Dall’Esposizione Universale tenutasi a Milano (efficace il titolo “Nutrire il Pianeta, Energia per la Vita”) alla preziosa quanto efficace enciclica di Papa Francesco “Laudato si'”, l’ambiente e la cura del paesaggio sono entrati prepotentemente nel dibattito politico e sociale del nostro paese. Ci si interroga con rinnovata vitalità sui problemi tecnici, su “gli orrori delle urbanizzazioni periferiche, delle speculazioni edilizie, della incoscienza criminale di chi inquina, massacra, offende, opprime l’ambiente naturale e urbanistico” (come sottolineava Claudio Strinati in un’intervista in tempi non sospetti).
Eppure, più che l’ennesima occasione di denuncia, il tema ecologico rappresenta la straordinaria opportunità per l’uomo moderno per chiedersi nuovamente chi è. Sarebbe infatti ingenuo, se non addirittura controproducente, concepire esclusivamente soluzioni tecniche a problemi che non sono di per sé esclusivamente tecnici. Occorre “uno sviluppo culturale, civile ed economico” (come dice Andrea Carandini, presidente del FAI) o ancora meglio un “corretto esercizio della cultura”. Ma questo sviluppo culturale prima che farsi progettualità politica e visione del mondo deve interrogarsi su se stesso e su ciò che lo genera: non un progetto ma una rinnovata posizione antropologica.
La progressiva discrasia fra gli indirizzi politici e costituzionali (come l’art. 9 sulla tutela del paesaggio) e la realtà di inquinamento e abusivismo in cui versa il nostro paese poggia le sue basi su una perdita del senso della totalità. L’uomo moderno, determinato dalla coscienza del Potere, ha perso il suo concepirsi in relazione con il Creato (per usare le categorie della straordinaria enciclica di Papa Francesco).
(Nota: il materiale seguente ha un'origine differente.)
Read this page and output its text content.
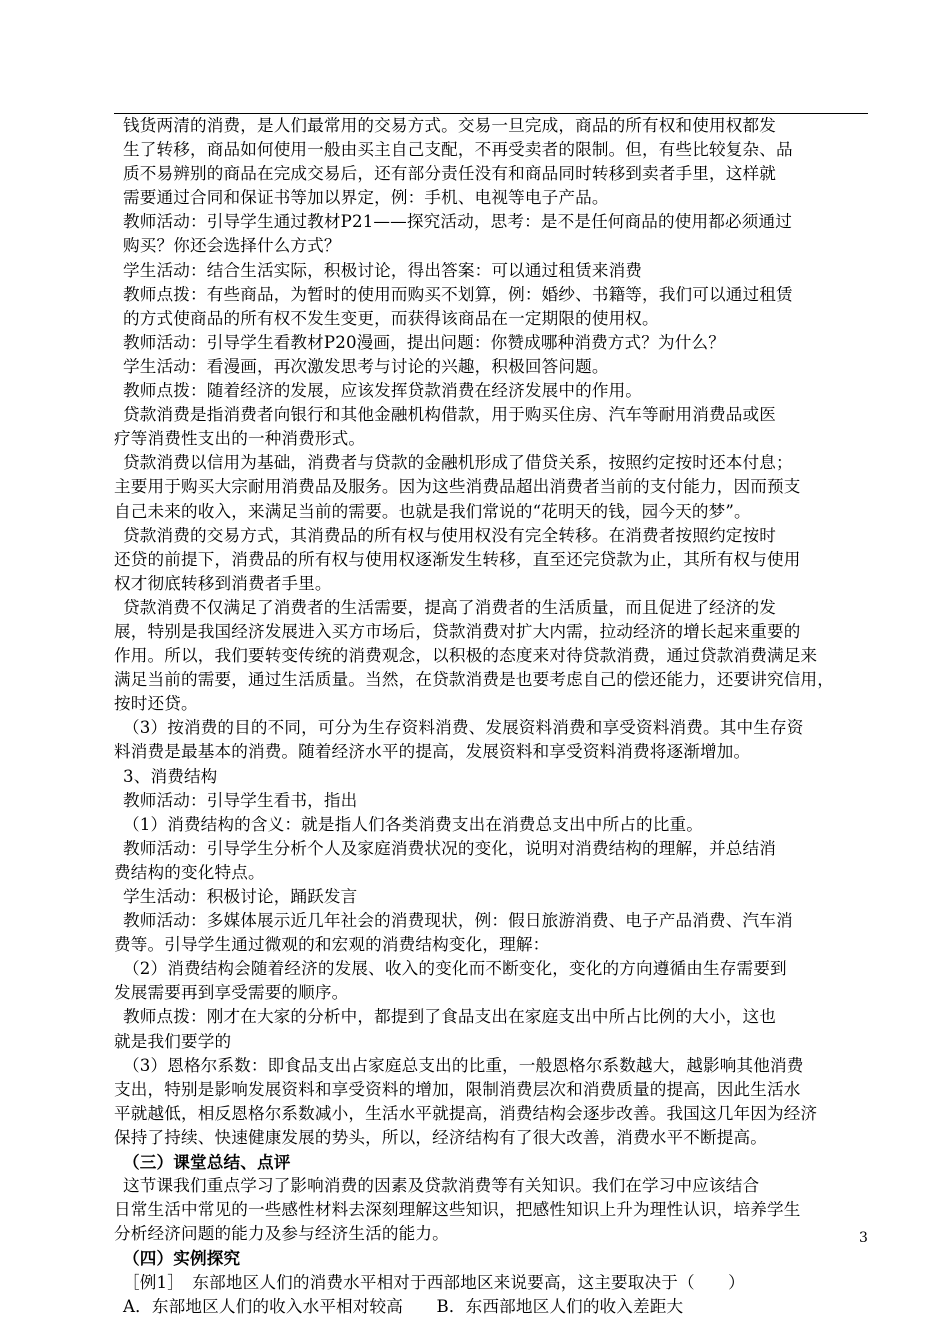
钱货两清的消费，是人们最常用的交易方式。交易一旦完成，商品的所有权和使用权都发
生了转移，商品如何使用一般由买主自己支配，不再受卖者的限制。但，有些比较复杂、品
质不易辨别的商品在完成交易后，还有部分责任没有和商品同时转移到卖者手里，这样就
需要通过合同和保证书等加以界定，例：手机、电视等电子产品。
教师活动：引导学生通过教材P21——探究活动，思考：是不是任何商品的使用都必须通过
购买？你还会选择什么方式？
学生活动：结合生活实际，积极讨论，得出答案：可以通过租赁来消费
教师点拨：有些商品，为暂时的使用而购买不划算，例：婚纱、书籍等，我们可以通过租赁
的方式使商品的所有权不发生变更，而获得该商品在一定期限的使用权。
教师活动：引导学生看教材P20漫画，提出问题：你赞成哪种消费方式？为什么？
学生活动：看漫画，再次激发思考与讨论的兴趣，积极回答问题。
教师点拨：随着经济的发展，应该发挥贷款消费在经济发展中的作用。
贷款消费是指消费者向银行和其他金融机构借款，用于购买住房、汽车等耐用消费品或医
疗等消费性支出的一种消费形式。
贷款消费以信用为基础，消费者与贷款的金融机形成了借贷关系，按照约定按时还本付息；
主要用于购买大宗耐用消费品及服务。因为这些消费品超出消费者当前的支付能力，因而预支
自己未来的收入，来满足当前的需要。也就是我们常说的“花明天的钱，园今天的梦”。
贷款消费的交易方式，其消费品的所有权与使用权没有完全转移。在消费者按照约定按时
还贷的前提下，消费品的所有权与使用权逐渐发生转移，直至还完贷款为止，其所有权与使用
权才彻底转移到消费者手里。
贷款消费不仅满足了消费者的生活需要，提高了消费者的生活质量，而且促进了经济的发
展，特别是我国经济发展进入买方市场后，贷款消费对扩大内需，拉动经济的增长起来重要的
作用。所以，我们要转变传统的消费观念，以积极的态度来对待贷款消费，通过贷款消费满足来
满足当前的需要，通过生活质量。当然，在贷款消费是也要考虑自己的偿还能力，还要讲究信用，
按时还贷。
（3）按消费的目的不同，可分为生存资料消费、发展资料消费和享受资料消费。其中生存资
料消费是最基本的消费。随着经济水平的提高，发展资料和享受资料消费将逐渐增加。
3、消费结构
教师活动：引导学生看书，指出
（1）消费结构的含义：就是指人们各类消费支出在消费总支出中所占的比重。
教师活动：引导学生分析个人及家庭消费状况的变化，说明对消费结构的理解，并总结消
费结构的变化特点。
学生活动：积极讨论，踊跃发言
教师活动：多媒体展示近几年社会的消费现状，例：假日旅游消费、电子产品消费、汽车消
费等。引导学生通过微观的和宏观的消费结构变化，理解：
（2）消费结构会随着经济的发展、收入的变化而不断变化，变化的方向遵循由生存需要到
发展需要再到享受需要的顺序。
教师点拨：刚才在大家的分析中，都提到了食品支出在家庭支出中所占比例的大小，这也
就是我们要学的
（3）恩格尔系数：即食品支出占家庭总支出的比重，一般恩格尔系数越大，越影响其他消费
支出，特别是影响发展资料和享受资料的增加，限制消费层次和消费质量的提高，因此生活水
平就越低，相反恩格尔系数减小，生活水平就提高，消费结构会逐步改善。我国这几年因为经济
保持了持续、快速健康发展的势头，所以，经济结构有了很大改善，消费水平不断提高。
（三）课堂总结、点评
这节课我们重点学习了影响消费的因素及贷款消费等有关知识。我们在学习中应该结合
日常生活中常见的一些感性材料去深刻理解这些知识，把感性知识上升为理性认识，培养学生
分析经济问题的能力及参与经济生活的能力。
（四）实例探究
［例1］　东部地区人们的消费水平相对于西部地区来说要高，这主要取决于（　　）
A．东部地区人们的收入水平相对较高　　B．东西部地区人们的收入差距大
3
La realtà ha una propria dignità e non può essere ridotta unicamente a oggetto di dominio e di sfruttamento. Questa dignità intrinseca, se vissuta culturalmente, genera una libertà e una responsabilità a livello personale e comunitario nel rapporto con l’ambiente. “Bene comune” non è infatti una realtà astratta o un feticcio ideologico intorno a cui stringersi, ma è un vivere ed un approcciarsi alla realtà in maniera responsabile: è amministrare una risorsa e interagire con una bene in una modalità non solipsistica e di possesso, ma attraverso un’azione che al suo interno parte dalla coscienza di essere sempre in rapporto con altri intorno a sé. Esattamente come alcune oasi nel deserto che esistono da migliaia di anni perché gli anziani delle tribù beduine della zona distribuiscono l’acqua in quantità commisurata al numero delle famiglie e al numero dei figli, in modo da garantire la continuità della risorsa nel tempo.
Occorre un salto, prima che di conoscenza, di coscienza. Non è un caso che san Tommaso d’Aquino, parlando della natura, utilizzi una parola molto particolare cioè afficio, che vuol dire sia essere colpiti che colpire. Solo così si comprende la straordinaria attualità di una frase come quella di Benedetto XVI: “non è la scienza che redime l’uomo, l’uomo viene redento mediante l’amore” (“Spe Salvi”, 2007). Non l’amore verso gli altri e verso la realtà inteso come affettività appiccicosa ma in quanto coscienza vissuta di una co-dipendenza, di un reciproco riconoscimento di valore. Una dinamica rivoluzionaria per un mondo in cui l’uomo vive costretto dentro gli schemi di relazioni imposti dal consumismo.
Forse, è meglio tornare ad essere tutti un po’ più beduini.